Estimated effort: 1 – 2 h. Tracked as a post-launch a11y task.

Until then, consumers who need this can wire their own announcement inside onEventDrop:

import { useA11yAnnouncer } from '@cocoar/vue-calendar';

const announcer = useA11yAnnouncer();
builder.onEventDrop(({ event, next }) => {
  const title = (event.meta as { title?: string })?.title ?? event.id;
  announcer.announce(`${title} moved to ${next.start.toString()}`);
  // …persist the change
});

Reproduce locally

A manual smoke test surface ships with the playground:

pnpm --filter @cocoar/playground dev
# open http://localhost:5188/calendar-perf-bench

Pick 100 / 500 / 1 000 / 2 500 events from the segmented control, drag, switch view, wheel-scroll. Generation-ms, in-data count, and visible-window count are surfaced in the toolbar so you can sanity-check the workload at a glance.

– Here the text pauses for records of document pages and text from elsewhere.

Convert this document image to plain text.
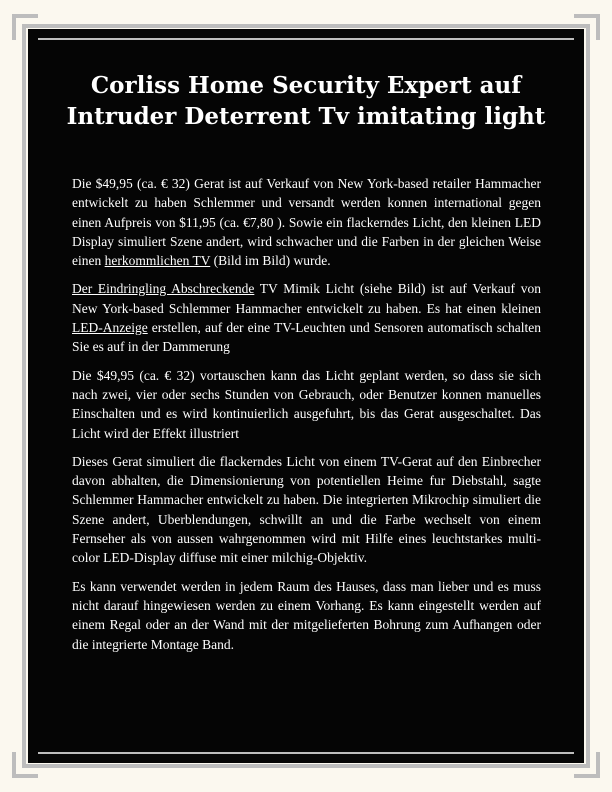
Corliss Home Security Expert auf
Intruder Deterrent Tv imitating light

Die $49,95 (ca. € 32) Gerat ist auf Verkauf von New York-based retailer Hammacher entwickelt zu haben Schlemmer und versandt werden konnen international gegen einen Aufpreis von $11,95 (ca. €7,80 ). Sowie ein flackerndes Licht, den kleinen LED Display simuliert Szene andert, wird schwacher und die Farben in der gleichen Weise einen herkommlichen TV (Bild im Bild) wurde.

Der Eindringling Abschreckende TV Mimik Licht (siehe Bild) ist auf Verkauf von New York-based Schlemmer Hammacher entwickelt zu haben. Es hat einen kleinen LED-Anzeige erstellen, auf der eine TV-Leuchten und Sensoren automatisch schalten Sie es auf in der Dammerung

Die $49,95 (ca. € 32) vortauschen kann das Licht geplant werden, so dass sie sich nach zwei, vier oder sechs Stunden von Gebrauch, oder Benutzer konnen manuelles Einschalten und es wird kontinuierlich ausgefuhrt, bis das Gerat ausgeschaltet. Das Licht wird der Effekt illustriert

Dieses Gerat simuliert die flackerndes Licht von einem TV-Gerat auf den Einbrecher davon abhalten, die Dimensionierung von potentiellen Heime fur Diebstahl, sagte Schlemmer Hammacher entwickelt zu haben. Die integrierten Mikrochip simuliert die Szene andert, Uberblendungen, schwillt an und die Farbe wechselt von einem Fernseher als von aussen wahrgenommen wird mit Hilfe eines leuchtstarkes multi-color LED-Display diffuse mit einer milchig-Objektiv.

Es kann verwendet werden in jedem Raum des Hauses, dass man lieber und es muss nicht darauf hingewiesen werden zu einem Vorhang. Es kann eingestellt werden auf einem Regal oder an der Wand mit der mitgelieferten Bohrung zum Aufhangen oder die integrierte Montage Band.
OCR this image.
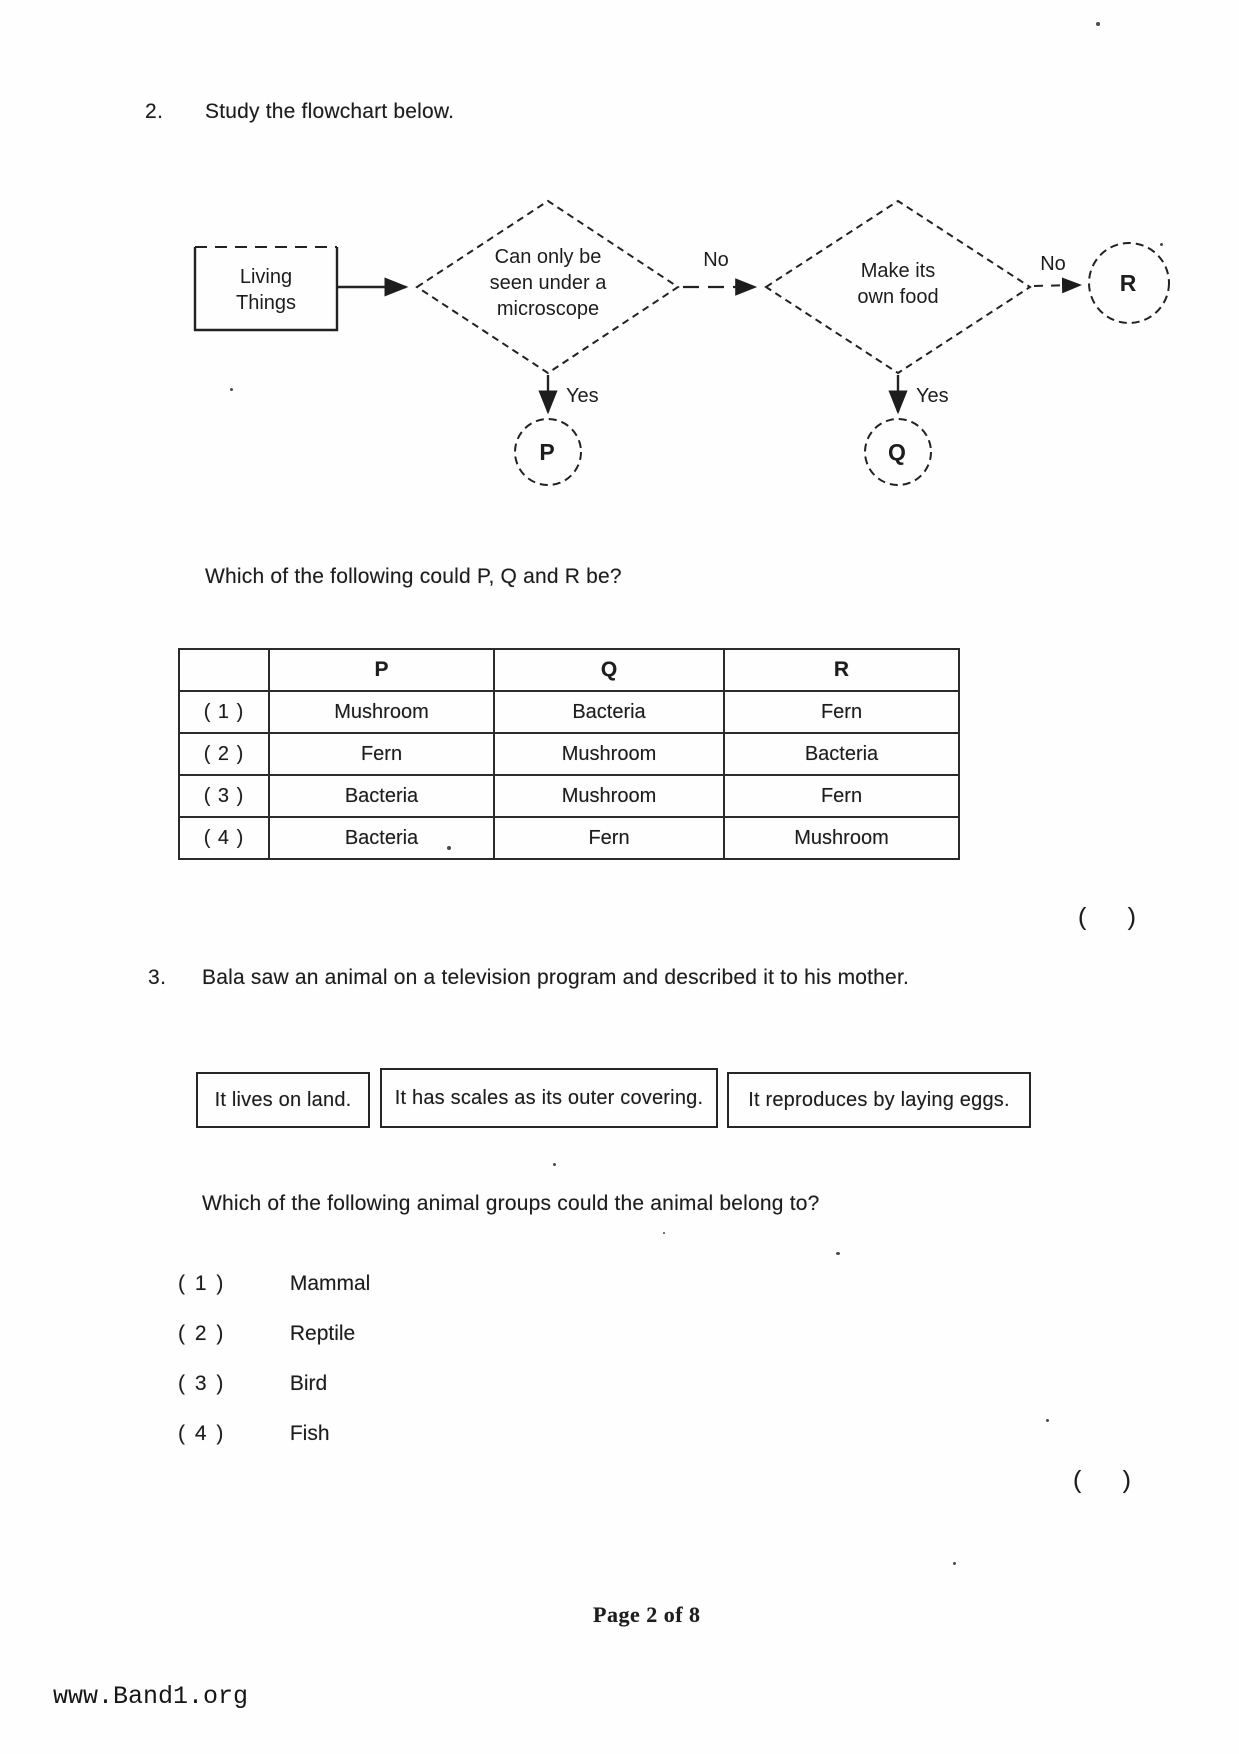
2. Study the flowchart below.
Living
Things
Can only be
seen under a
microscope
No	Make its
own food
No
R
Yes
P
Yes
Q
Which of the following could P, Q and R be?
	P	Q	R
( 1 )	Mushroom	Bacteria	Fern
( 2 )	Fern	Mushroom	Bacteria
( 3 )	Bacteria	Mushroom	Fern
( 4 )	Bacteria	Fern	Mushroom
( )
3. Bala saw an animal on a television program and described it to his mother.
It lives on land.	It has scales as its outer covering.	It reproduces by laying eggs.
Which of the following animal groups could the animal belong to?
( 1 )	Mammal
( 2 )	Reptile
( 3 )	Bird
( 4 )	Fish
( )
Page 2 of 8
www.Band1.org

For automated perf gating (run the same scripted scenarios against a production build under Playwright + Chromium DevTools), wire up your own LoAF observer using the same approach documented in the Long Animation Frame API spec. The patterns from this page (scripted drag-and-hold, mixed-direction wheel, bottom-jump) are a good starting fixture set.